Commonly, diagnosis and monitoring of chronic liver disease are carried out through image-guided laparoscopy and liver biopsy. Both methods, despite being very useful, have the disadvantage of being invasive, painful, and expensive procedures. It is estimated that the cost of liver biopsy with medical insurance ranges from $1,032 to $ 2,745 US dollars. To reduce the risk of liver biopsy complications, image-guided liver biopsy has been recommended for patients with small livers that are difficult to percuss, obese patients, and those with clinically evident ascites. 37 This study pinpoints a venue for future research on the pathophysiological consequences of type 2 diabetes on the liver, documented with sonography. Sonography is a noninvasive and nonionizing imaging approach that may be useful in long-term monitoring of this disease.
Study Limitations
This was a study of a convenient sample of patients who were evaluated once with sonography. Given the individual trajectories of this disease process, it would be advantageous to conduct a longitudinal study with a larger sample size. To better understand plausible changes in the length of the RLL through time, it would be informative to measure liver stiffness by elastography. As was shown in this study, RLL length is a relatively simple sonographic measurement that can be obtained in a fast-paced clinical environment. Nevertheless, it is of interest for future studies to also evaluate liver volume. Lastly, the endocrine profile of hepatic enzymes and lipids in this patient sample was intriguing, and again, a longitudinal study could better assess plausible relationships between these and liver health.
Conclusion
In agreement with other research, this study demonstrated that sonography was a sufficiently sensitive diagnostic tool to detect nonsymptomatic changes in the liver among type 2 diabetes patients.38,39 From an algorithm standpoint, it is of interest for the future to determine whether sonographic data on the liver, over the course of diabetes treatment, can significantly affect disease management.
Footnotes
Acknowledgements
The authors acknowledge Dr Gory Ballester and the Images Center of the Medical School, UPR Medical Sciences Campus, for providing expert advice and access to the ultrasound equipment. Data reported here were collected as part of the PhD thesis by B.L.R.-C.
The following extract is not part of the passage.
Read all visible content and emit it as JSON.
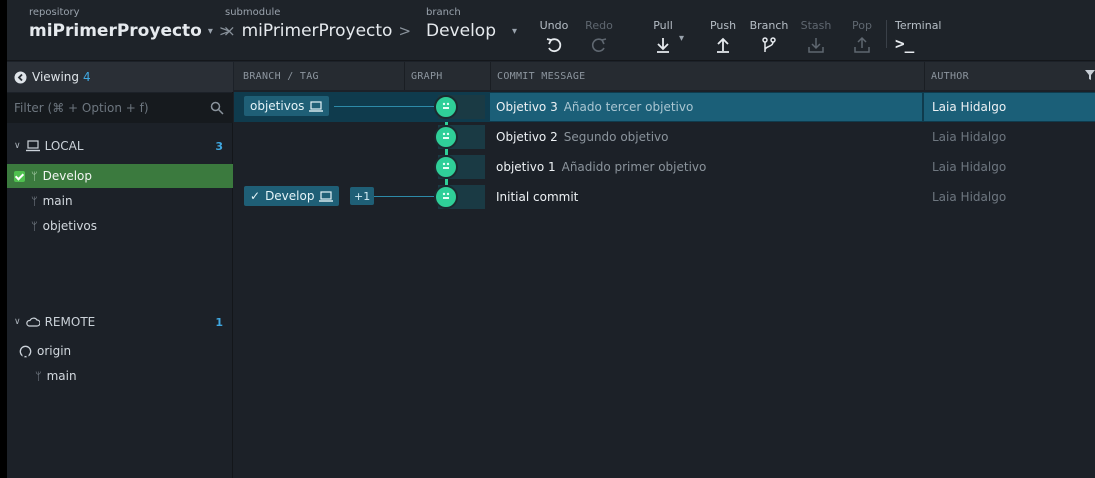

Declaration of Conflicting Interests
The authors declared no potential conflicts of interest with respect to the research, authorship, and/or publication of this article.
Funding
The authors disclosed receipt of the following financial support for the research, authorship, and/or publication of this article: J.C.J. is a Fellow of the Independent-Research Professional Development (I-RPD) Program, Medical Sciences Campus, University of Puerto Rico, sponsored by the National Institute on Minority Health and Health Disparities (NIMHD) and the National Institute of Allergy and Infectious Diseases (NIAID) of the National Institutes of Health under award U54MD007587.